After leaving Bell Atlantic Video I went to work for Performance Engineering Corp. (PEC). PEC was a small company of couple of hundred people but highly technical. PEC focus was mainly on highly technical, and thus high profit margin, contracts with the government. PEC hired me mainly because of my image and graphics experience but also because of my software development experience. PEC had won a contract with the Alcohol, Tobacco and Firearms (ATF) to develop an image system for the scanning, storage and searching of ATF cases. They had just won the contract and needed someone to head the team to develop and install the system. I was brought on to head the team and had four very junior level programmers. Two of the programmers were 19 and just out of home school. The other two were were a few years older. Well we developed the system and installed it at the ATF. The ATF staff then started scanning case documents into the system which would the do an image to text conversion which was put into a full text searchable database. It was quite interesting to put searches for things like bombs, gang names, towns and see what came up.
When I was hired the director told me they were in a bit of trouble on this project as they won it and had started on it but then then they found the team wasn't really up for the task. He told me that they expected me to finish the project and that they were not really concerned about the budget, just successfully finishing the project. He said if we were successful then it would lead to new and bigger projects with the ATF. We finished the project and it was successful but when it came time for my first review I got a lot of criticism and bad review for overrunning the budget.

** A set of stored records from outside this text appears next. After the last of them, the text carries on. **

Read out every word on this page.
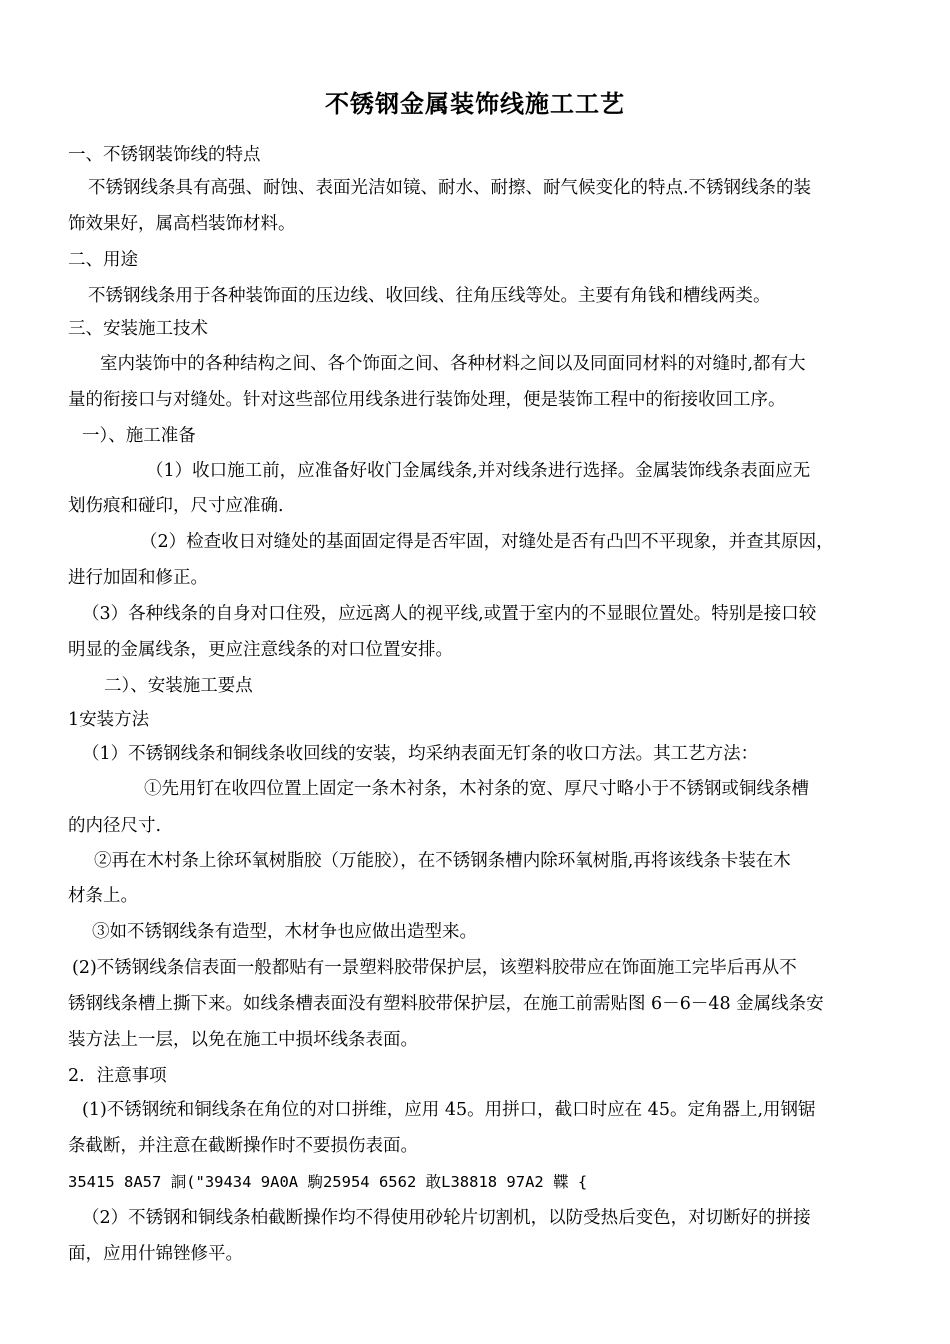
不锈钢金属装饰线施工工艺
一、不锈钢装饰线的特点
不锈钢线条具有高强、耐蚀、表面光洁如镜、耐水、耐擦、耐气候变化的特点.不锈钢线条的装
饰效果好，属高档装饰材料。
二、用途
不锈钢线条用于各种装饰面的压边线、收回线、往角压线等处。主要有角钱和槽线两类。
三、安装施工技术
室内装饰中的各种结构之间、各个饰面之间、各种材料之间以及同面同材料的对缝时,都有大
量的衔接口与对缝处。针对这些部位用线条进行装饰处理，便是装饰工程中的衔接收回工序。
一）、施工准备
（1）收口施工前，应准备好收门金属线条,并对线条进行选择。金属装饰线条表面应无
划伤痕和碰印，尺寸应准确.
（2）检查收日对缝处的基面固定得是否牢固，对缝处是否有凸凹不平现象，并查其原因，
进行加固和修正。
（3）各种线条的自身对口住殁，应远离人的视平线,或置于室内的不显眼位置处。特别是接口较
明显的金属线条，更应注意线条的对口位置安排。
二）、安装施工要点
1安装方法
（1）不锈钢线条和铜线条收回线的安装，均采纳表面无钉条的收口方法。其工艺方法：
①先用钉在收四位置上固定一条木衬条，木衬条的宽、厚尺寸略小于不锈钢或铜线条槽
的内径尺寸.
②再在木村条上徐环氧树脂胶（万能胶），在不锈钢条槽内除环氧树脂,再将该线条卡装在木
材条上。
③如不锈钢线条有造型，木材争也应做出造型来。
(2)不锈钢线条信表面一般都贴有一景塑料胶带保护层，该塑料胶带应在饰面施工完毕后再从不
锈钢线条槽上撕下来。如线条槽表面没有塑料胶带保护层，在施工前需贴图 6－6－48 金属线条安
装方法上一层，以免在施工中损坏线条表面。
2．注意事项
(1)不锈钢统和铜线条在角位的对口拼维，应用 45。用拼口，截口时应在 45。定角器上,用钢锯
条截断，并注意在截断操作时不要损伤表面。
35415 8A57 詷("39434 9A0A 駒25954 6562 敢L38818 97A2 鞢 {
（2）不锈钢和铜线条柏截断操作均不得使用砂轮片切割机，以防受热后变色，对切断好的拼接
面，应用什锦锉修平。
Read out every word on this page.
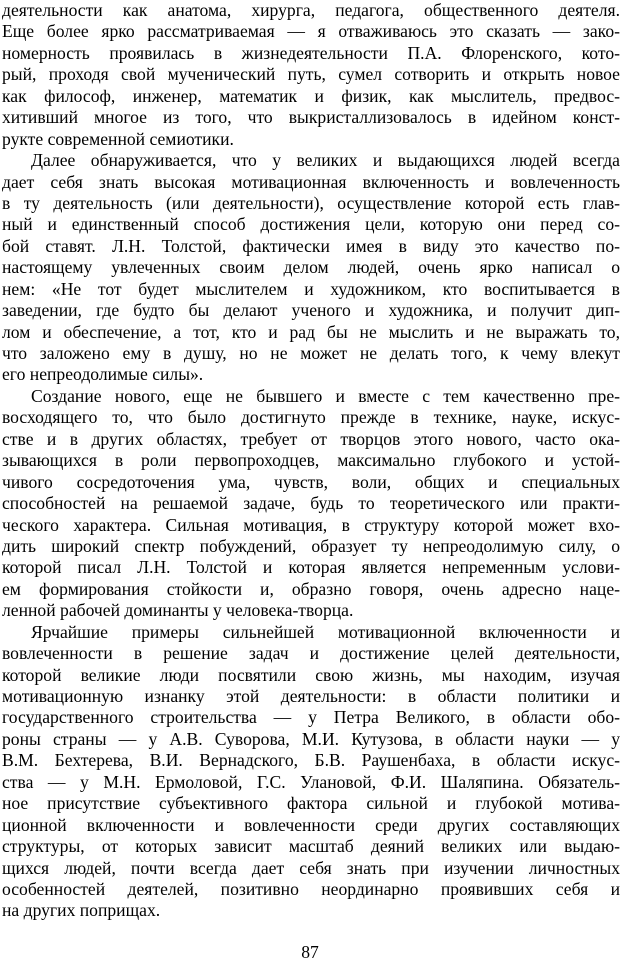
деятельности как анатома, хирурга, педагога, общественного деятеля.
Еще более ярко рассматриваемая — я отваживаюсь это сказать — зако-
номерность проявилась в жизнедеятельности П.А. Флоренского, кото-
рый, проходя свой мученический путь, сумел сотворить и открыть новое
как философ, инженер, математик и физик, как мыслитель, предвос-
хитивший многое из того, что выкристаллизовалось в идейном конст-
рукте современной семиотики.
Далее обнаруживается, что у великих и выдающихся людей всегда
дает себя знать высокая мотивационная включенность и вовлеченность
в ту деятельность (или деятельности), осуществление которой есть глав-
ный и единственный способ достижения цели, которую они перед со-
бой ставят. Л.Н. Толстой, фактически имея в виду это качество по-
настоящему увлеченных своим делом людей, очень ярко написал о
нем: «Не тот будет мыслителем и художником, кто воспитывается в
заведении, где будто бы делают ученого и художника, и получит дип-
лом и обеспечение, а тот, кто и рад бы не мыслить и не выражать то,
что заложено ему в душу, но не может не делать того, к чему влекут
его непреодолимые силы».
Создание нового, еще не бывшего и вместе с тем качественно пре-
восходящего то, что было достигнуто прежде в технике, науке, искус-
стве и в других областях, требует от творцов этого нового, часто ока-
зывающихся в роли первопроходцев, максимально глубокого и устой-
чивого сосредоточения ума, чувств, воли, общих и специальных
способностей на решаемой задаче, будь то теоретического или практи-
ческого характера. Сильная мотивация, в структуру которой может вхо-
дить широкий спектр побуждений, образует ту непреодолимую силу, о
которой писал Л.Н. Толстой и которая является непременным услови-
ем формирования стойкости и, образно говоря, очень адресно наце-
ленной рабочей доминанты у человека-творца.
Ярчайшие примеры сильнейшей мотивационной включенности и
вовлеченности в решение задач и достижение целей деятельности,
которой великие люди посвятили свою жизнь, мы находим, изучая
мотивационную изнанку этой деятельности: в области политики и
государственного строительства — у Петра Великого, в области обо-
роны страны — у А.В. Суворова, М.И. Кутузова, в области науки — у
В.М. Бехтерева, В.И. Вернадского, Б.В. Раушенбаха, в области искус-
ства — у М.Н. Ермоловой, Г.С. Улановой, Ф.И. Шаляпина. Обязатель-
ное присутствие субъективного фактора сильной и глубокой мотива-
ционной включенности и вовлеченности среди других составляющих
структуры, от которых зависит масштаб деяний великих или выдаю-
щихся людей, почти всегда дает себя знать при изучении личностных
особенностей деятелей, позитивно неординарно проявивших себя и
на других поприщах.
87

I was astounded!! I mean what could I say, the project was successful, the ATF was happy and the director had told me that the budget was not a concern. I wrote a scathing letter to my manager about this and sent it to HR for the record. The following year I received a glowing review.
After the hat first ATF contract PEC had several others in the works but nothing really active at that time. For several months I would work a bit on one project or another. At one time I spent a week going to the ATF to scan documents. The management expected me to bill my time to a project and not overhead but they didn't give me any real projects to work on. This is the way it is with contract work. You soon find that if you don't get assigned to a new project within a month or so you will get laid off. Well that was enough for me so I started looking again and got a job at America Online, AOL.